If you’re the eldest child in your family, chances are you probably have practiced leadership, responsibility, and perhaps some unintentional rebellion. But what happens when you become a parent? Does your status as a firstborn come with any privilege, or does it empower you with the ability to crack parenting code like a seasoned master?
Read below this article to find out five surprising ways how being the eldest child can impact your parenting.
You Are The Leader
Being the eldest child often means you were the first to do everything—the one to go to school first, the first to learn how to tie your shoes, and probably the first to get a lecture on responsibility. Now when it comes to you being the parent, chances are you might naturally take on that leadership role. In fact, even a study has proven that the firstborns have higher chances to hold positions of authority and make decisions quickly. But with it comes stress too.

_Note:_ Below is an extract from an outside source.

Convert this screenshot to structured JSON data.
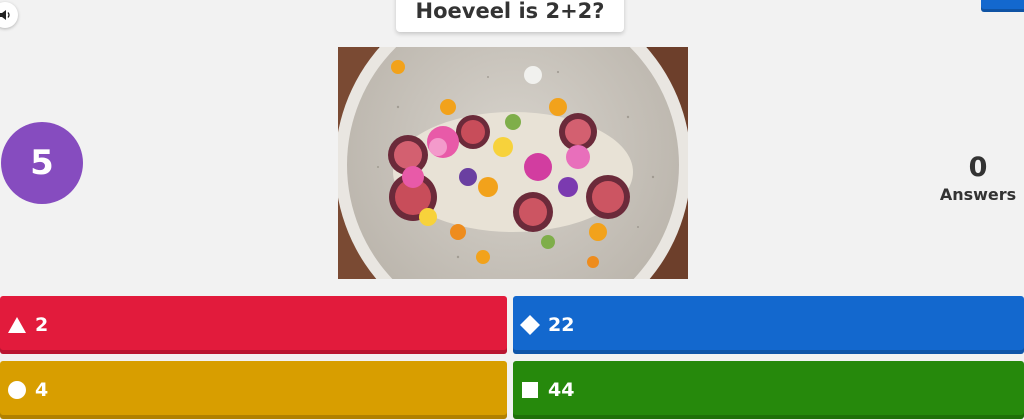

This can mean that, as a parent, you might instinctively take charge of every situation. However, unfortunately, you might also feel more pressure than your peers. And when you actually become a parent, you intentionally transfer that sense of duty directly to your kids.
You Are Used to Being the Mini-Parent
If you were the eldest, chances are you spent a significant amount of time taking care of your younger siblings. Whether you were asked to take care of them so they didn't eat a full box of cookies or make them laugh when they fell on their knees, you were your younger siblings’ mini-parent. This experience has probably tasked you with caregiving that must be very evident in your parenting style too.

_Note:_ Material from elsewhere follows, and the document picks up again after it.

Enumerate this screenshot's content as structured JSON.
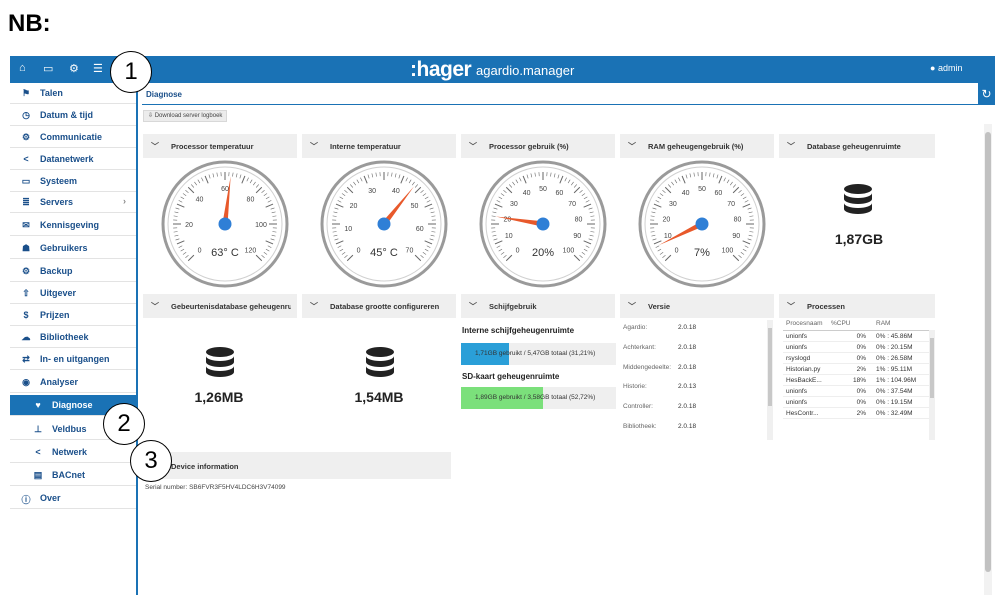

In fact, there is a high likelihood that you would be very organized and have a strict but fair system for handling tantrums and sibling squabbles. However, you may also find yourself stuck doing too much for your children, rather than giving them the space to learn from their mistakes.
You May Have High Expectations
Whether it was your grades, chores, or behavior, as the eldest, you probably had a higher standard to meet. And it’s no surprise that you might carry those expectations with you.
However, the reality is your kids might not be as eager to live up to your high standards. According to a study, firstborn children often experience greater pressure to succeed because of their parents' high expectations.
And when you become a parent, you naturally want the same from your kids.
A Pro At Solving Problems
Being the firstborn, you likely had to work through every problem yourself before your younger siblings came along. And you probably learned to think on your feet early. As a parent, this skill is extremely important.
You never know what your little one might do next. However, sometimes, your habit of solving problems quickly can leave you feeling overwhelmed, rushed, and, of course, burned out.
You Are Likely To Be That Helicopter Parent
The truth is—firstborns are known to be more cautious, protective, and nurturing of their younger siblings. This protective nature often carries over to your own children.
And this is the reason why you are probably maybe worried about your kids before they even hit kindergarten. While being overprotective is not bad, in this hustle, don't forget your kids need some independence too.
Takeaway
Being the eldest child can reflect significantly on your parenting style. From leadership skills to high expectations, you are already backed with multiple strengths you might need for parenting. However, sometimes, make sure you take a step back from your responsibilities and let your child deal with challenges independently. It's time to let your kids grow and learn at their own pace.